• Good read: ‘Telling True Stories’


    Brian Chasnoff, one of the best writers at the San Antonio Express-News, started a new blog about the craft of reporting and writing, and it reminded me of a fantastic book for anyone who cares about long-form journalism.

    Telling True Stories” is a collection of essays by the most thoughtful and talented people in the business. It’s essentially a how-to book written by giants like Tom Wolfe, who wrote the “The Right Stuff;” David Halberstam, who wrote “The Best and the Brightest;” and Gay Talese, who wrote legendary celebrity profiles such as “Frank Sinatra has a Cold.

    There are chapters by Katherine Boo, who won a Pulitzer Prize for her stories “Invisible Lives,” which combined investigative and narrative journalism to reveal shocking abuses of people with mental retardation who were trapped in Washington D.C.’s privately run group-home system. Here’s how her first story started in the Washington Post:

    Elroy lives here. Tiny, half-blind, mentally retarded, 39-year-old Elroy. To find him, go past the counselor flirting on the phone. Past the broken chairs, the roach-dappled kitchen and the housemates whose neglect in this group home has been chronicled for a decade in the files of city agencies. Head upstairs to Elroy’s single bed.

    “You’re in good hands,” reads the Allstate Insurance poster tacked above his mattress — the mattress where the sexual predator would catch him sleeping. Catch him easily: The door between their rooms had fallen from its hinges. Catch him relentlessly — so relentlessly that Elroy tried to commit suicide by running blindly into a busy Southeast Washington street.

    How do reporters find stories like this? Well, in the book, Boo tells you:

    A friend once told me that I find my stories because I never learned to drive. It’s true. I take the bus. I walk around. By being out there — not the driver of my story but the literal and figurative rider — I have the opportunity to see things that I would never otherwise see.

    I found the group home story because I missed a bus in a housing project. Someone gave me a ride home. He had to stop at a group home because he was having some disagreement with the staff there. I entered the group at eight in the evening. What I saw there led to my story.

    “Telling True Stories” is full of gems like that one.
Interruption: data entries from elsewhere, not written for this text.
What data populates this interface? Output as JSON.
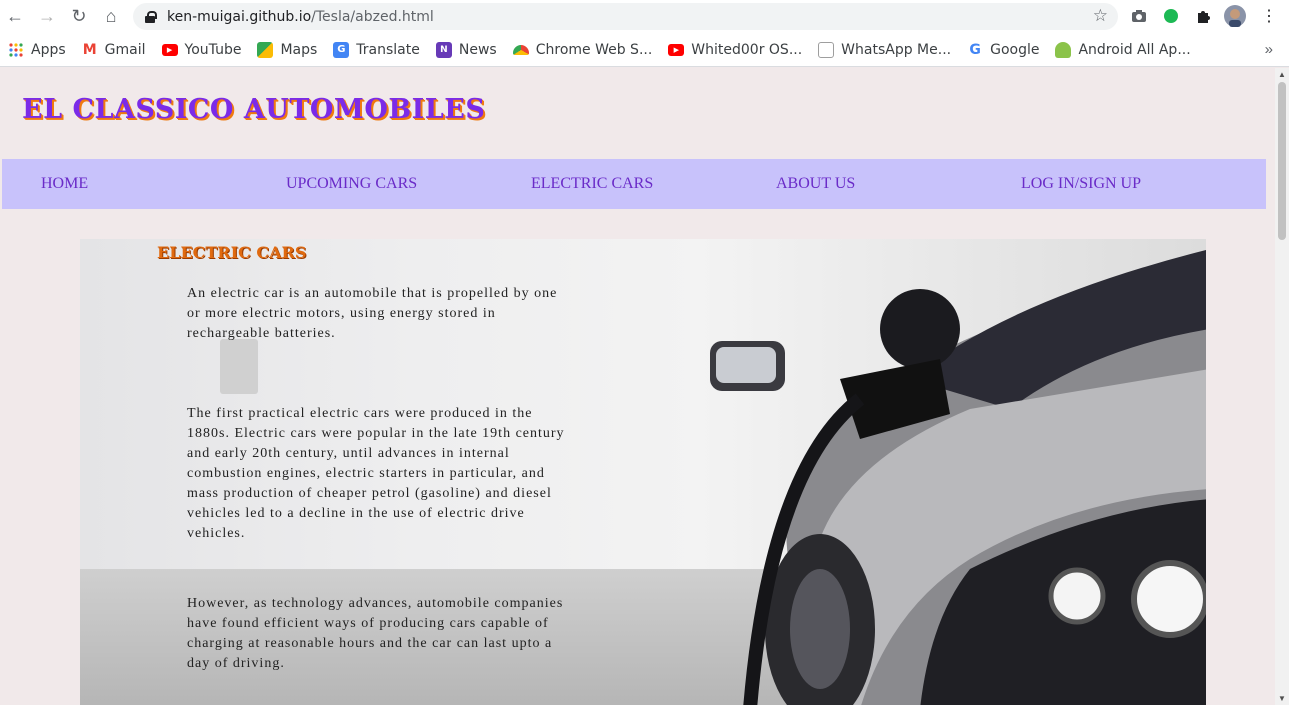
{
  "browser": {
    "url_host": "ken-muigai.github.io",
    "url_path": "/Tesla/abzed.html",
    "bookmarks": [
      {
        "label": "Apps",
        "color": "#1a73e8",
        "glyph": "⋮⋮"
      },
      {
        "label": "Gmail",
        "color": "#ea4335",
        "glyph": "M"
      },
      {
        "label": "YouTube",
        "color": "#ff0000",
        "glyph": "▶"
      },
      {
        "label": "Maps",
        "color": "#34a853",
        "glyph": "◆"
      },
      {
        "label": "Translate",
        "color": "#4285f4",
        "glyph": "G"
      },
      {
        "label": "News",
        "color": "#673ab7",
        "glyph": "N"
      },
      {
        "label": "Chrome Web S...",
        "color": "#fbbc05",
        "glyph": "◐"
      },
      {
        "label": "Whited00r OS...",
        "color": "#ff0000",
        "glyph": "▶"
      },
      {
        "label": "WhatsApp Me...",
        "color": "#9e9e9e",
        "glyph": "□"
      },
      {
        "label": "Google",
        "color": "#4285f4",
        "glyph": "G"
      },
      {
        "label": "Android All Ap...",
        "color": "#8bc34a",
        "glyph": "☺"
      }
    ],
    "more": "»"
  },
  "site": {
    "logo": "EL CLASSICO AUTOMOBILES",
    "nav": [
      "HOME",
      "UPCOMING CARS",
      "ELECTRIC CARS",
      "ABOUT US",
      "LOG IN/SIGN UP"
    ]
  },
  "content": {
    "title": "ELECTRIC CARS",
    "paragraphs": [
      "An electric car is an automobile that is propelled by one or more electric motors, using energy stored in rechargeable batteries.",
      "The first practical electric cars were produced in the 1880s. Electric cars were popular in the late 19th century and early 20th century, until advances in internal combustion engines, electric starters in particular, and mass production of cheaper petrol (gasoline) and diesel vehicles led to a decline in the use of electric drive vehicles.",
      "However, as technology advances, automobile companies have found efficient ways of producing cars capable of charging at reasonable hours and the car can last upto a day of driving."
    ]
  }
}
  • Top five books every student journalist should own

    The best way to learn journalism is by doing it. But some journalism books so deftly explain the nuts and bolts of the craft, they should be read by every student, and re-read every few years when those students become working journalists. Here are my top picks:

    The Art and Craft of Feature Writing,” by William E. Blundell.

    Organizing and writing long, in-depth stories in a way that keeps readers engaged is a challenge. And it’s a challenge writers of the Wall Street Journal consistently overcome.

    Blundell, who worked at the journal, shows you how they do it. He breaks down compelling stories to their raw elements like a scientist, analyzing what approaches work and don’t work. It’s a great how-to manual.

    The Word,” by Rene J. Cappon.

    Find telling details … weed clutter from your prose … grab readers and never let go … these are the simple messages preached by Cappon, a retired editor for the Associated Press. Students should read this wonderful book to learn how to get a story right. Journalists should read this book as a refresher course to break any bad habits they’ve picked up.

    On Writing Well,” by William Zinsser.

    Similar to Cappon, Zinsser preaches the value of the concise sentence and the precise word. Zinsser is a nonfiction author but his message still rings true for all writers: Make the reader’s job easy, or lose the reader.

    Super Searchers in the News,” by Paula J. Hane.

    A great book for journalists in the Internet age. Hane interviews journalists who adeptly navigate the Web to find sources, information and documents to strengthen their stories. It’s a Q&A format with tons of references to useful sites.

    The Investigative Reporter’s Handbook

    When I was cutting my teeth at the school newspaper in college, I got to know the education writer at the daily newspaper, the San Antonio Express-News, and he suggested this book. He said it helped him learn about digging up records and finding sources.

    Man, was he right.

    I can’t think of any other book that affected the way I approach news stories. “The Reporter’s Handbook” is a lesson in the power of documents — where to find them, how to get them, and what to do with them. Public documents help you circumvent the many spin doctors you’ll encounter throughout your career. They help you find out what’s really going on.

    Right after I devoured this book, we got a tip that laboratories in the Science Building on campus were in such disarray, the San Antonio bomb squad had been called in a few times to clean up some dangerous chemicals — the kind of stuff that goes boom if bumped.

    Instead of calling up a dean and asking whether this was true, I sought out former employees, police reports and other records to write an in-depth story about a hidden problem almost no one on campus knew about — all thanks to “The Reporter’s Handbook.” By the time I called the dean, I already knew the tip was true. I just needed his comment for a fully documented story.

    “The Reporter’s Handbook” has gone through many revisions to keep it up-to-date. The most recent edition is called “The Investigative Reporter’s Handbook,” by Len Bruzzese, Brant Houston, and Steve Weinberg.

    Those are my picks for the best journalism books. What are yours?